Il fallait donc trouver un procédé pour narrer les événements, aspect fondamental pour la compréhension du film sans que ce dernier en se transforme ne un discours monotone.
Nous avons donc introduit dans le film ce long poème que j'ai composé en dialecte tunisien. Il semble important de préciser que ce texte constitue la colonne vertébrale dramatique du film. Il joue également le rôle de fil conducteur qui assure la fluidité de la narration.

J'ai puisé mon inspiration dans la riche tradition orale de la région du sud ouest tunisien, à la manière de ses conteurs populaire appelés "Fdawi » ou encore "Gawael".

Votre film laisse transparaître une note d'amertume, de tristesse et de pessimisme. Quel est votre regard sur le traitement des événements de Redeyef par les autorités de l'époque et sur la situation en Tunisie actuellement?

Tristesse, non! Amertume, oui! Car quatre années après que ces événements aient eu lieu, rien n'a changé à Redeyef,. Ce sentiment est partagé par la majorité des habitants de cette ville. Quatre ans plus tard, le constat est accablant. Les revendications mises en avant lors des événements de 2008 n'ont pas été satisfaites.

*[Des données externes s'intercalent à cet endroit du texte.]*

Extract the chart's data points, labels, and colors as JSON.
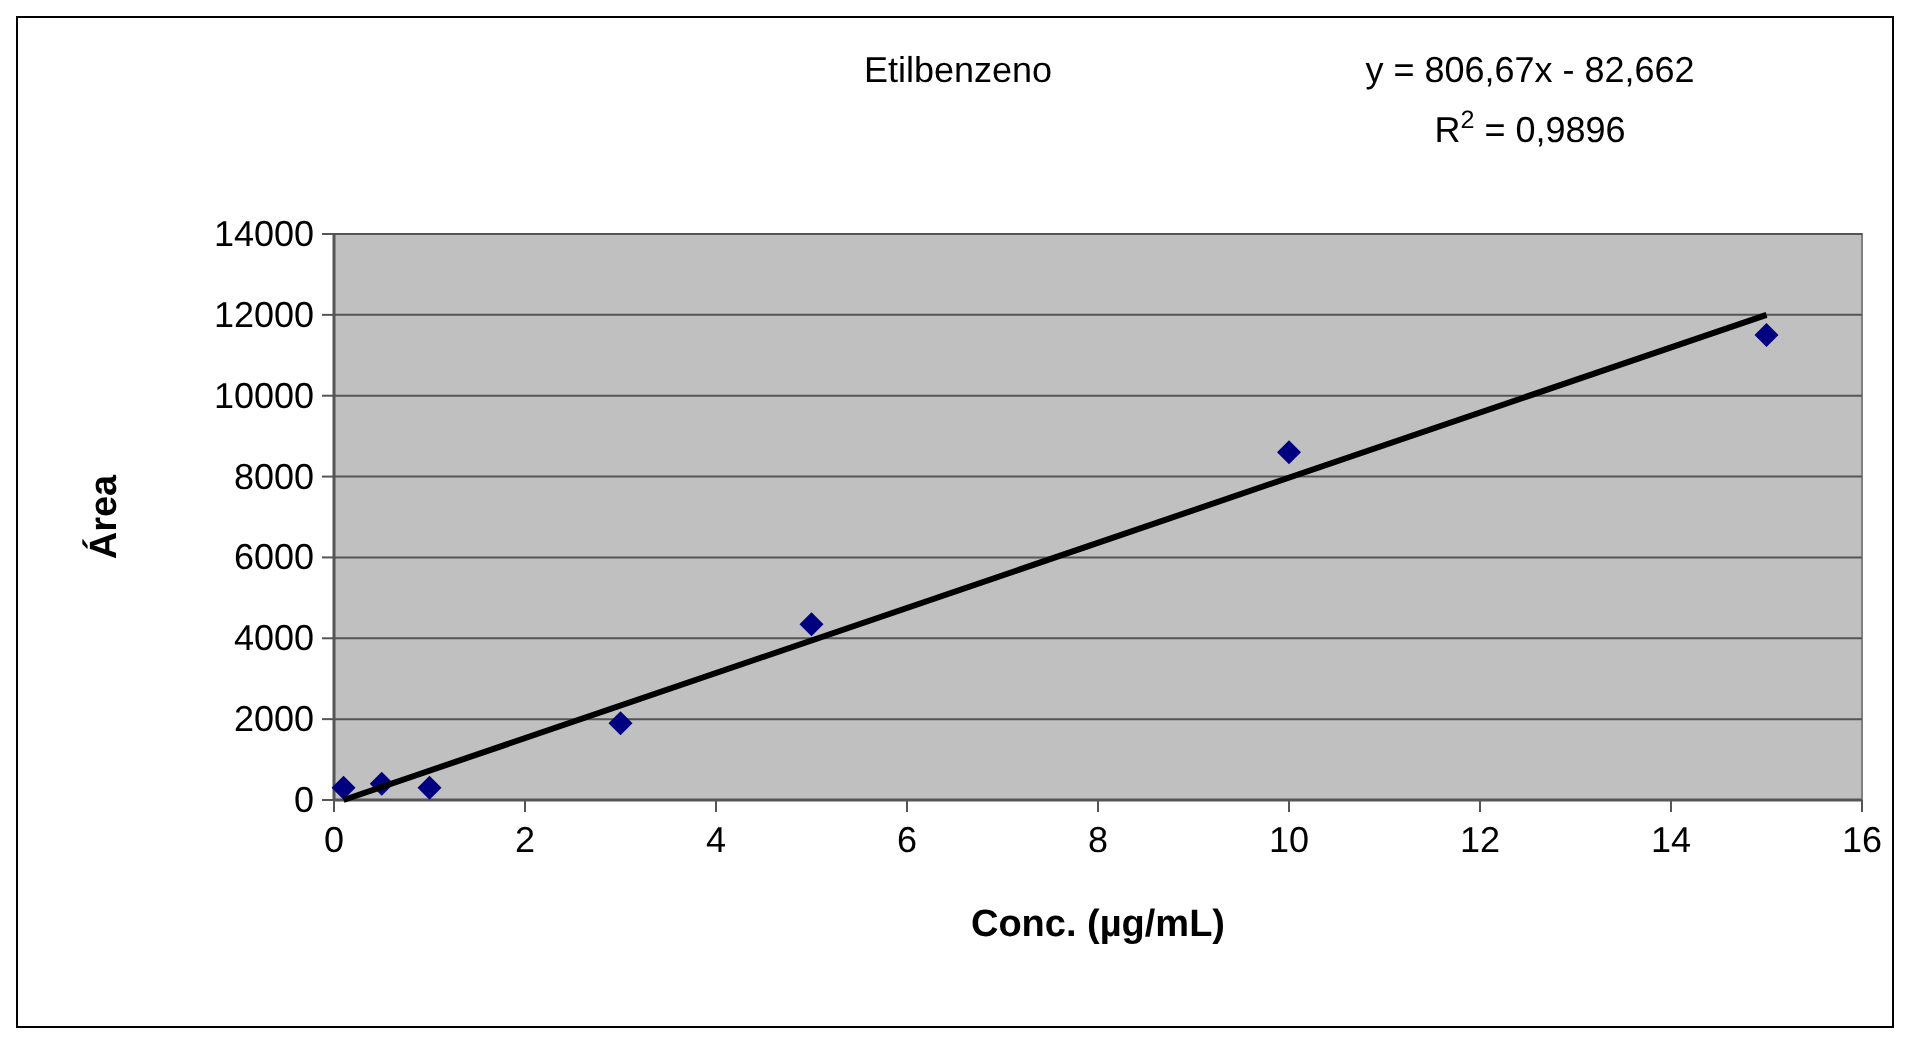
{
  "chart_data": {
    "type": "scatter",
    "title": "Etilbenzeno",
    "xlabel": "Conc. (µg/mL)",
    "ylabel": "Área",
    "annotations": [
      "y = 806,67x - 82,662",
      "R$^{2}$ = 0,9896"
    ],
    "series": [
      {
        "color": "#000080",
        "x": [
          0.1,
          0.5,
          1,
          3,
          5,
          10,
          15
        ],
        "values": [
          300,
          400,
          300,
          1900,
          4350,
          8600,
          11500
        ],
        "marker": "diamond"
      },
      {
        "type": "line",
        "color": "#000000",
        "x": [
          0.1,
          15
        ],
        "values": [
          0,
          12000
        ],
        "marker": "none",
        "line_style": "solid"
      }
    ],
    "xlim": [
      0,
      16
    ],
    "xticks": [
      0,
      2,
      4,
      6,
      8,
      10,
      12,
      14,
      16
    ],
    "ylim": [
      0,
      14000
    ],
    "yticks": [
      0,
      2000,
      4000,
      6000,
      8000,
      10000,
      12000,
      14000
    ],
    "grid": "y"
  }
}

Elles sont toujours d'actualité et ce, malgré la volonté et la détermination des acteurs et actrices de ces événements pour exiger un avenir meilleur.

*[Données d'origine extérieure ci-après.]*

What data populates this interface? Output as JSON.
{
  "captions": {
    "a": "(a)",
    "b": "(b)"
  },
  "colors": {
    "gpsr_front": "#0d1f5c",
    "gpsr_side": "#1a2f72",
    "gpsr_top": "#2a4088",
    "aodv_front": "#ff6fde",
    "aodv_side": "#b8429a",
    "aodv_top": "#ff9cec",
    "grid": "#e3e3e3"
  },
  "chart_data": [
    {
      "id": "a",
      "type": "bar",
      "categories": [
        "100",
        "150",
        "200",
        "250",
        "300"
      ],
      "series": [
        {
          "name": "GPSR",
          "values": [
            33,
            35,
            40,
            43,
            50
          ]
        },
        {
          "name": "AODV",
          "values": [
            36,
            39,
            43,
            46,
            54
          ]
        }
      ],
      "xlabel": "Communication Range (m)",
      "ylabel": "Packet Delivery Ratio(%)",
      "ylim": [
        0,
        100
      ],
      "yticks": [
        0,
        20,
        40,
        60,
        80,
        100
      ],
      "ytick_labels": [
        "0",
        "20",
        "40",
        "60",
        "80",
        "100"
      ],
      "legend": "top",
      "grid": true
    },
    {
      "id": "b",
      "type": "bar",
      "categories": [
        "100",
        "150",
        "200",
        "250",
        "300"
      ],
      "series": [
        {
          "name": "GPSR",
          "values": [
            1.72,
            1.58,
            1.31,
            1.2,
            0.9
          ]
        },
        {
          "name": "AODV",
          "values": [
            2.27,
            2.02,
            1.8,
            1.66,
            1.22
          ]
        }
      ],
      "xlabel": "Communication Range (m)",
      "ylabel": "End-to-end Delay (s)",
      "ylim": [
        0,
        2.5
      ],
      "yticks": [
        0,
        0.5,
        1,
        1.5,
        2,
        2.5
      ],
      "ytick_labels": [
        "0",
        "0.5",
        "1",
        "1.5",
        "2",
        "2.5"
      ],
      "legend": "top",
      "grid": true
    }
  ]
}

Au temps du régime Ben Ali, un film aussi engagé et humain que le vôtre qui dénonce les injustices, la misère, le chômage, les abus policiers, aurait-il pu voir le jour?

Bien sûr que non! Et si tel avait été le cas, le film aurait été produit autrement, dans "l'underground", avec des moyens limités. Et d'ailleurs, les événements de Redeyef ont fait l'objet d'un documentaire de vingt-six minutes réalisé par Réda Ben Halima dans le cadre du comité de solidarité avec les habitants du bassin minier crée en 2008. L'objectif principal de ce film consistait à soutenir les luttes des acteurs et actrices de ce mouvement populaire.